I'm sure you are not the only one who feels that way sometimes.
Bump for you.
sarbear8508
by Platinum Member on Jun. 29, 2014 at 2:30 PM
You just sound a little overwhelmed hun. It'll all be ok. I imagine it not being easy with 3 boys under 6. I on the other hand wish I hadn't spaced mine out so much. I also think about the last part of your post too. And honestly I think it's backwards for me. It would be that I wouldnt want them if they didn't want my kids.
Anonymous
by Anonymous 1 - Original Poster on Jun. 29, 2014 at 2:33 PM
i wouldnt want anyone who couldnt accept all of us either. its just a silly thought.

Quoting sarbear8508: You just sound a little overwhelmed hun. It'll all be ok. I imagine it not being easy with 3 boys under 6. I on the other hand wish I hadn't spaced mine out so much. I also think about the last part of your post too. And honestly I think it's backwards for me. It would be that I wouldnt want them if they didn't want my kids.
suzanneyea
by on Jun. 29, 2014 at 2:33 PM

You did miss out on being young and single. I must admit, I loved being 25 and spending all my money on clothes and going out. Sleeping in , dating, all of it. I cannot fathom being a wife and mother so young and never living independently.

Anonymous
by Anonymous 1 - Original Poster on Jun. 29, 2014 at 2:43 PM
i can only imagine. i do believe at the rate i was going between 17-20 my child was a blessing. i try to think of it that way. he straightened me up.

Quoting suzanneyea:

You did miss out on being young and single.
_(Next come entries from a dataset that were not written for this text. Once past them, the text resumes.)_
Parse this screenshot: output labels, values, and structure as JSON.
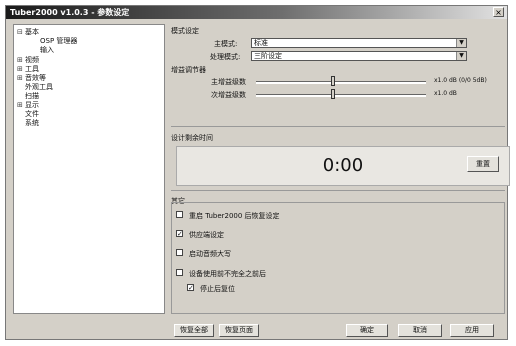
{
  "window": {
    "title": "Tuber2000 v1.0.3 - 参数设定",
    "close_glyph": "×"
  },
  "tree": {
    "items": [
      {
        "label": "基本",
        "expander": "⊟"
      },
      {
        "label": "OSP 管理器",
        "expander": ""
      },
      {
        "label": "输入",
        "expander": ""
      },
      {
        "label": "视频",
        "expander": "⊞"
      },
      {
        "label": "工具",
        "expander": "⊞"
      },
      {
        "label": "音效等",
        "expander": "⊞"
      },
      {
        "label": "外观工具",
        "expander": ""
      },
      {
        "label": "扫描",
        "expander": ""
      },
      {
        "label": "显示",
        "expander": "⊞"
      },
      {
        "label": "文件",
        "expander": ""
      },
      {
        "label": "系统",
        "expander": ""
      }
    ]
  },
  "mode_group": {
    "header": "模式设定",
    "main_mode_label": "主模式:",
    "main_mode_value": "标准",
    "sub_mode_label": "处理模式:",
    "sub_mode_value": "三阶设定"
  },
  "gain_group": {
    "header": "增益调节器",
    "slider1_label": "主增益级数",
    "slider1_value": 0.45,
    "slider1_readout": "x1.0 dB (0/0 5dB)",
    "slider2_label": "次增益级数",
    "slider2_value": 0.45,
    "slider2_readout": "x1.0 dB"
  },
  "timer_group": {
    "header": "设计剩余时间",
    "time": "0:00",
    "reset_label": "重置"
  },
  "other_group": {
    "header": "其它",
    "options": [
      {
        "label": "重启 Tuber2000 后恢复设定",
        "checked": false
      },
      {
        "label": "供应端设定",
        "checked": true
      },
      {
        "label": "启动音频大写",
        "checked": false
      },
      {
        "label": "设备使用前不完全之前后",
        "checked": false
      },
      {
        "label": "停止后复位",
        "checked": true
      }
    ]
  },
  "footer": {
    "restore_all": "恢复全部",
    "restore_page": "恢复页面",
    "ok": "确定",
    "cancel": "取消",
    "apply": "应用"
  },
  "check_glyph": "✓"
}
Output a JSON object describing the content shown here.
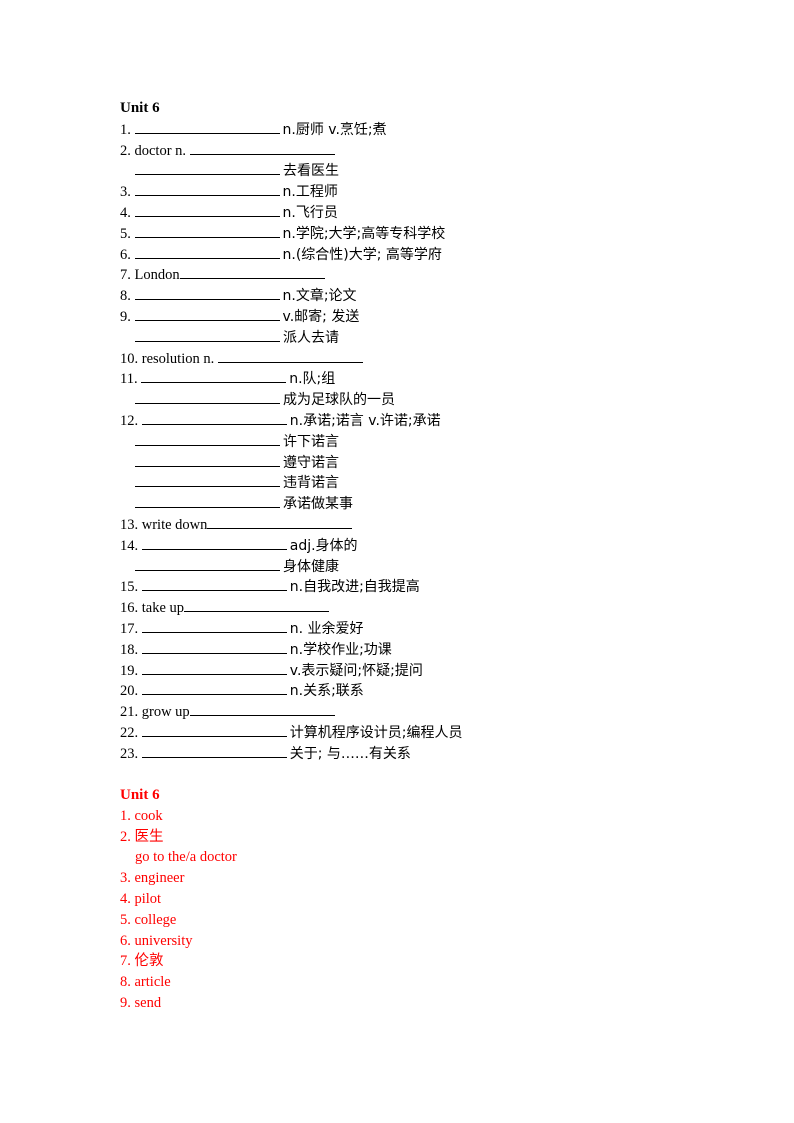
{
  "worksheet": {
    "title": "Unit 6",
    "items": [
      {
        "num": "1.",
        "prefix": "",
        "blank_first": true,
        "suffix": "n.厨师 v.烹饪;煮"
      },
      {
        "num": "2.",
        "prefix": "doctor n.",
        "blank_first": false,
        "suffix": ""
      },
      {
        "num": "",
        "prefix": "",
        "blank_first": true,
        "suffix": "去看医生",
        "indent": true
      },
      {
        "num": "3.",
        "prefix": "",
        "blank_first": true,
        "suffix": "n.工程师"
      },
      {
        "num": "4.",
        "prefix": "",
        "blank_first": true,
        "suffix": "n.飞行员"
      },
      {
        "num": "5.",
        "prefix": "",
        "blank_first": true,
        "suffix": "n.学院;大学;高等专科学校"
      },
      {
        "num": "6.",
        "prefix": "",
        "blank_first": true,
        "suffix": "n.(综合性)大学; 高等学府"
      },
      {
        "num": "7.",
        "prefix": "London",
        "blank_first": false,
        "suffix": ""
      },
      {
        "num": "8.",
        "prefix": "",
        "blank_first": true,
        "suffix": "n.文章;论文"
      },
      {
        "num": "9.",
        "prefix": "",
        "blank_first": true,
        "suffix": "v.邮寄; 发送"
      },
      {
        "num": "",
        "prefix": "",
        "blank_first": true,
        "suffix": "派人去请",
        "indent": true
      },
      {
        "num": "10.",
        "prefix": "resolution n.",
        "blank_first": false,
        "suffix": ""
      },
      {
        "num": "11.",
        "prefix": "",
        "blank_first": true,
        "suffix": "n.队;组"
      },
      {
        "num": "",
        "prefix": "",
        "blank_first": true,
        "suffix": "成为足球队的一员",
        "indent": true
      },
      {
        "num": "12.",
        "prefix": "",
        "blank_first": true,
        "suffix": "n.承诺;诺言 v.许诺;承诺"
      },
      {
        "num": "",
        "prefix": "",
        "blank_first": true,
        "suffix": "许下诺言",
        "indent": true
      },
      {
        "num": "",
        "prefix": "",
        "blank_first": true,
        "suffix": "遵守诺言",
        "indent": true
      },
      {
        "num": "",
        "prefix": "",
        "blank_first": true,
        "suffix": "违背诺言",
        "indent": true
      },
      {
        "num": "",
        "prefix": "",
        "blank_first": true,
        "suffix": "承诺做某事",
        "indent": true
      },
      {
        "num": "13.",
        "prefix": "write down",
        "blank_first": false,
        "suffix": ""
      },
      {
        "num": "14.",
        "prefix": "",
        "blank_first": true,
        "suffix": "adj.身体的"
      },
      {
        "num": "",
        "prefix": "",
        "blank_first": true,
        "suffix": "身体健康",
        "indent": true
      },
      {
        "num": "15.",
        "prefix": "",
        "blank_first": true,
        "suffix": "n.自我改进;自我提高"
      },
      {
        "num": "16.",
        "prefix": "take up",
        "blank_first": false,
        "suffix": ""
      },
      {
        "num": "17.",
        "prefix": "",
        "blank_first": true,
        "suffix": "n. 业余爱好"
      },
      {
        "num": "18.",
        "prefix": "",
        "blank_first": true,
        "suffix": "n.学校作业;功课"
      },
      {
        "num": "19.",
        "prefix": "",
        "blank_first": true,
        "suffix": "v.表示疑问;怀疑;提问"
      },
      {
        "num": "20.",
        "prefix": "",
        "blank_first": true,
        "suffix": "n.关系;联系"
      },
      {
        "num": "21.",
        "prefix": "grow up",
        "blank_first": false,
        "suffix": ""
      },
      {
        "num": "22.",
        "prefix": "",
        "blank_first": true,
        "suffix": "计算机程序设计员;编程人员"
      },
      {
        "num": "23.",
        "prefix": "",
        "blank_first": true,
        "suffix": "关于; 与……有关系"
      }
    ]
  },
  "answers": {
    "title": "Unit 6",
    "color": "#ff0000",
    "items": [
      {
        "text": "1. cook"
      },
      {
        "text": "2.  医生"
      },
      {
        "text": "go to the/a  doctor",
        "indent": true
      },
      {
        "text": "3. engineer"
      },
      {
        "text": "4. pilot"
      },
      {
        "text": "5. college"
      },
      {
        "text": "6. university"
      },
      {
        "text": "7.  伦敦"
      },
      {
        "text": "8. article"
      },
      {
        "text": "9. send"
      }
    ]
  }
}
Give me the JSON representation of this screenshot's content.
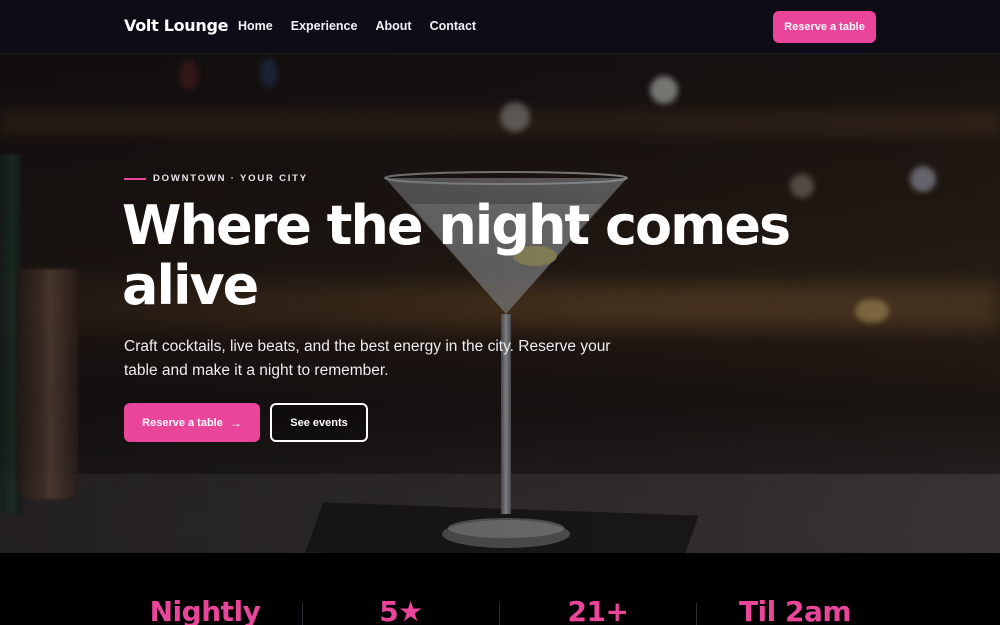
{
  "nav": {
    "brand": "Volt Lounge",
    "links": [
      "Home",
      "Experience",
      "About",
      "Contact"
    ],
    "cta_label": "Reserve a table"
  },
  "hero": {
    "eyebrow": "DOWNTOWN · YOUR CITY",
    "headline": "Where the night comes alive",
    "subtext": "Craft cocktails, live beats, and the best energy in the city. Reserve your table and make it a night to remember.",
    "primary_button": "Reserve a table",
    "primary_button_icon": "→",
    "secondary_button": "See events",
    "background_image": "martini-glass-on-bar"
  },
  "stats": [
    "Nightly",
    "5★",
    "21+",
    "Til 2am"
  ],
  "colors": {
    "accent": "#e8459b",
    "nav_bg": "#0e0c17",
    "stats_bg": "#000000"
  }
}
I must admit, I loved being 25 and spending all my money on clothes and going out. Sleeping in , dating, all of it. I cannot fathom being a wife and mother so young and never living independently.

Anonymous
by Anonymous 2 on Jun. 29, 2014 at 2:47 PM
It's not easy being a young mom. I had my first right after I turned 19, my second right after I turned 22. I have been married since I was 18. You are not alone. Sending hugs. It gets better.
suzanneyea
by on Jun. 29, 2014 at 2:55 PM

Exactly! I ended up pregnant at forty and that was not in my plan at all! So, that puts off our retirement for a bit longer. I could get all sad about that, but our little man is here for a reason. So, we just roll with it.

Quoting Anonymous: i can only imagine. i do believe at the rate i was going between 17-20 my child was a blessing. i try to think of it that way. he straightened me up.
Quoting suzanneyea:

You did miss out on being young and single. I must admit, I loved being 25 and spending all my money on clothes and going out. Sleeping in , dating, all of it. I cannot fathom being a wife and mother so young and never living independently.


heldcaptiveby2
by Ruby Member on Jun. 29, 2014 at 2:59 PM
Have a girls night out and leave DH with the kids.